Самое главное остаётся здесь и самым неясным. Не видно, будет ли, по мнению Маркса, внутреннее перерождение человека неизбежным и немедленным последствием закончившегося экономического переустройства или же для него потребуются ещё и какие-то особые внутренние процессы. Не ясно, будут ли необходимы какие-либо новые внешние формы на смену исчезнувшим праву и государству или в идеальном строе автоматически совершающееся движение жизни не будет нуждаться даже и во внешних символах для обозначения правильности своего хода.
И, наконец, вовсе не ставится вопрос о возможности в идеальном строе уклонений от правильного пути и о способах борьбы с этими уклонениями. Когда современные последователи Маркса стремятся дать его учению ту закономерность, которой оно не имело, они пытаются ответить на все эти вопросы, но их суждения по этому предмету не выходят из узкого круга общих мест. Основных сомнений, порождаемых утопией безгосударственного состояния, они не устраняют (1). Они лишь сильнее укрепляют наше представление о том, насколько марксизму в его практических путях свойственно стремление к централизации, к поглощению личности общественностью, к руководительству сверху, к диктатуре и государственному принуждению.
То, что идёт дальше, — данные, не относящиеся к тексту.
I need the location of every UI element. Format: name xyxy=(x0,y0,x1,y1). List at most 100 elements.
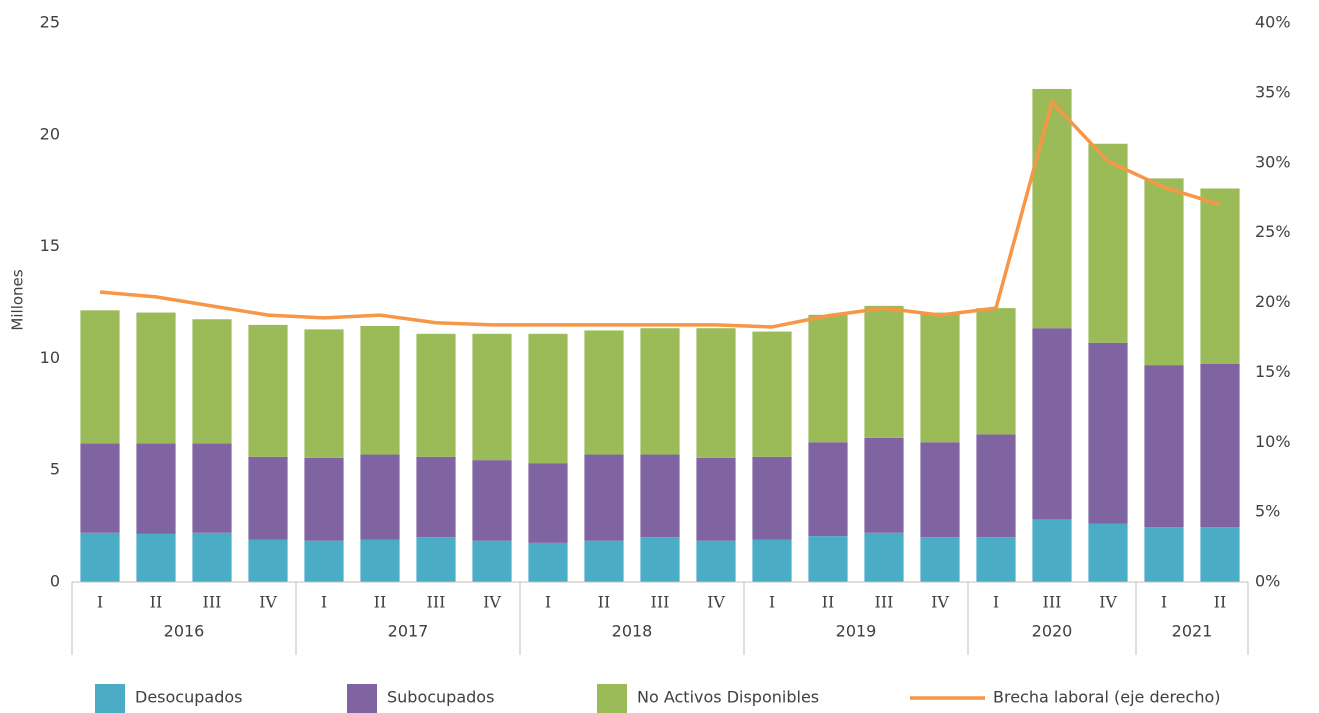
legend-label: Desocupados xyxy=(135,688,242,707)
group-label: 2021 xyxy=(1172,622,1213,641)
y-tick-label: 5 xyxy=(50,460,60,479)
bar-segment xyxy=(752,456,792,540)
x-tick-label: III xyxy=(203,593,222,612)
bar-segment xyxy=(640,328,680,455)
group-label: 2018 xyxy=(612,622,653,641)
bar-segment xyxy=(360,454,400,540)
bar-segment xyxy=(80,443,120,533)
legend-swatch xyxy=(95,684,125,713)
bar-segment xyxy=(192,532,232,582)
bar-segment xyxy=(1144,178,1184,366)
x-tick-label: III xyxy=(1043,593,1062,612)
bar-segment xyxy=(192,319,232,444)
bar-segment xyxy=(1200,363,1240,528)
bar-segment xyxy=(472,333,512,461)
x-tick-label: II xyxy=(374,593,387,612)
bar-segment xyxy=(584,540,624,582)
bar-segment xyxy=(808,442,848,537)
bar-segment xyxy=(976,308,1016,435)
x-tick-label: IV xyxy=(259,593,277,612)
bar-segment xyxy=(416,537,456,582)
y2-tick-label: 35% xyxy=(1255,82,1291,101)
bar-segment xyxy=(584,330,624,455)
bar-segment xyxy=(528,463,568,543)
y2-tick-label: 15% xyxy=(1255,362,1291,381)
x-tick-label: IV xyxy=(707,593,725,612)
bar-segment xyxy=(864,305,904,438)
bar-segment xyxy=(528,542,568,582)
legend-label: Brecha laboral (eje derecho) xyxy=(993,688,1220,707)
bar-segment xyxy=(416,456,456,538)
x-tick-label: I xyxy=(1161,593,1167,612)
bar-segment xyxy=(248,456,288,540)
x-tick-label: I xyxy=(993,593,999,612)
bar-segment xyxy=(136,533,176,582)
y2-tick-label: 40% xyxy=(1255,13,1291,32)
y2-tick-label: 30% xyxy=(1255,152,1291,171)
x-tick-label: II xyxy=(822,593,835,612)
x-tick-label: II xyxy=(1214,593,1227,612)
bar-segment xyxy=(864,532,904,582)
bar-segment xyxy=(304,329,344,458)
bar-segment xyxy=(640,454,680,538)
bar-segment xyxy=(472,540,512,582)
bar-segment xyxy=(80,532,120,582)
bar-segment xyxy=(696,540,736,582)
line-series xyxy=(99,100,1221,329)
x-tick-label: III xyxy=(427,593,446,612)
bar-segment xyxy=(1200,527,1240,582)
bar-segment xyxy=(360,539,400,582)
y2-tick-label: 25% xyxy=(1255,222,1291,241)
x-tick-label: I xyxy=(97,593,103,612)
bar-segment xyxy=(920,537,960,582)
bar-segment xyxy=(1088,523,1128,582)
bar-segment xyxy=(696,328,736,458)
bar-segment xyxy=(920,442,960,538)
bar-segment xyxy=(1200,188,1240,364)
x-tick-label: II xyxy=(150,593,163,612)
bar-segment xyxy=(808,536,848,582)
group-label: 2019 xyxy=(836,622,877,641)
x-tick-label: IV xyxy=(1099,593,1117,612)
bar-segment xyxy=(584,454,624,541)
bar-segment xyxy=(976,537,1016,582)
bar-segment xyxy=(1088,143,1128,343)
x-tick-label: IV xyxy=(483,593,501,612)
bar-segment xyxy=(1032,328,1072,520)
legend-label: No Activos Disponibles xyxy=(637,688,819,707)
y-tick-label: 10 xyxy=(40,348,60,367)
x-tick-label: IV xyxy=(931,593,949,612)
bar-segment xyxy=(80,310,120,444)
bar-segment xyxy=(136,443,176,534)
group-label: 2020 xyxy=(1032,622,1073,641)
x-tick-label: III xyxy=(651,593,670,612)
bar-segment xyxy=(920,312,960,443)
bar-segment xyxy=(1032,88,1072,329)
group-label: 2016 xyxy=(164,622,205,641)
bar-segment xyxy=(640,537,680,582)
y2-tick-label: 0% xyxy=(1255,572,1280,591)
y-tick-label: 20 xyxy=(40,124,60,143)
bar-segment xyxy=(864,437,904,533)
x-tick-label: I xyxy=(545,593,551,612)
bar-segment xyxy=(1144,527,1184,582)
bar-segment xyxy=(136,312,176,444)
legend-swatch xyxy=(597,684,627,713)
bar-segment xyxy=(192,443,232,533)
bar-segment xyxy=(248,539,288,582)
y2-tick-label: 20% xyxy=(1255,292,1291,311)
y2-tick-label: 10% xyxy=(1255,432,1291,451)
bar-segment xyxy=(1088,342,1128,524)
y-tick-label: 0 xyxy=(50,572,60,591)
bar-segment xyxy=(976,434,1016,538)
bar-segment xyxy=(248,324,288,457)
x-tick-label: III xyxy=(875,593,894,612)
bar-segment xyxy=(304,540,344,582)
y-tick-label: 15 xyxy=(40,236,60,255)
bar-segment xyxy=(304,457,344,541)
bar-segment xyxy=(1032,519,1072,582)
bar-segment xyxy=(472,460,512,541)
bar-segment xyxy=(752,331,792,457)
x-tick-label: I xyxy=(321,593,327,612)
Марксизм предлагает идти к высшей связи и к высшему единству путём классовой вражды и классовой диктатуры, путём расторжения старых связей и разрушения старых основ. Он хочет искоренить эгоизм личности, но для достижения этой цели он развязывает эгоизм классовый. Он стремится к совершенной и окончательной гармонии, но для осуществления её он взывает к разрушительным силам революционной стихии. Новый мир должен родиться из вражды и разрушения, новая жизнь должна возникнуть из ниспровержения и развалин.
Ну, ты чего, милок, в натуре, не приобщаешься к культуре? Рисунок из журнала «Курьер Юнеско»
Марксизм и этими разрушительными стремлениями своими сближается с анархизмом: теория классового обособления и классовой борьбы приводит его с другой стороны к тому же анархическому отрицанию права и государства, к которому утопия безгосударственного состояния стремится в силу своих положительных заданий. Но здесь снова возникает всё тот же вопрос: для того чтобы от хаоса и борьбы перейти к величайшей упорядоченности и рациональности, не придётся ли напрячь всю силу властного руководства сверху, всю энергию государственного принуждения?
Не обратится ли процесс приготовления к высшему торжеству социализма в длительный и тяжкий период ожидании и неопределённости? Средство и путь не окажутся ли на необозримо долгое время целью и пределом, единственно доступными и достижимыми? Стремясь к состоянию безгосударственному, не случится ли надолго задержаться в состоянии сугубой и нарочитой государственности, в состоянии величайшего противоречия между бесконечной заманчивостью заданий и гнетущей недостаточностью достижений? И чувство недостаточности, беспомощности и бессилия пред огромным и загадочным целым общественной жизни не обратит ли в ничто мечту социализма о «прыжке из царства необходимости в царство свободы»?
По книге П. Новгородцева
«Об общественном идеале», Пг. 1918 г.
***
1 – Наиболее интересная попытка этого рода принадлежит В. Ильину (Н. Ленину) в его очерке «Государство и революция» / П-д, 1918 /, с точки зрения науки права основные положения марксизма остаются и здесь неясными и незаконченными (примечание П. Новгородцева).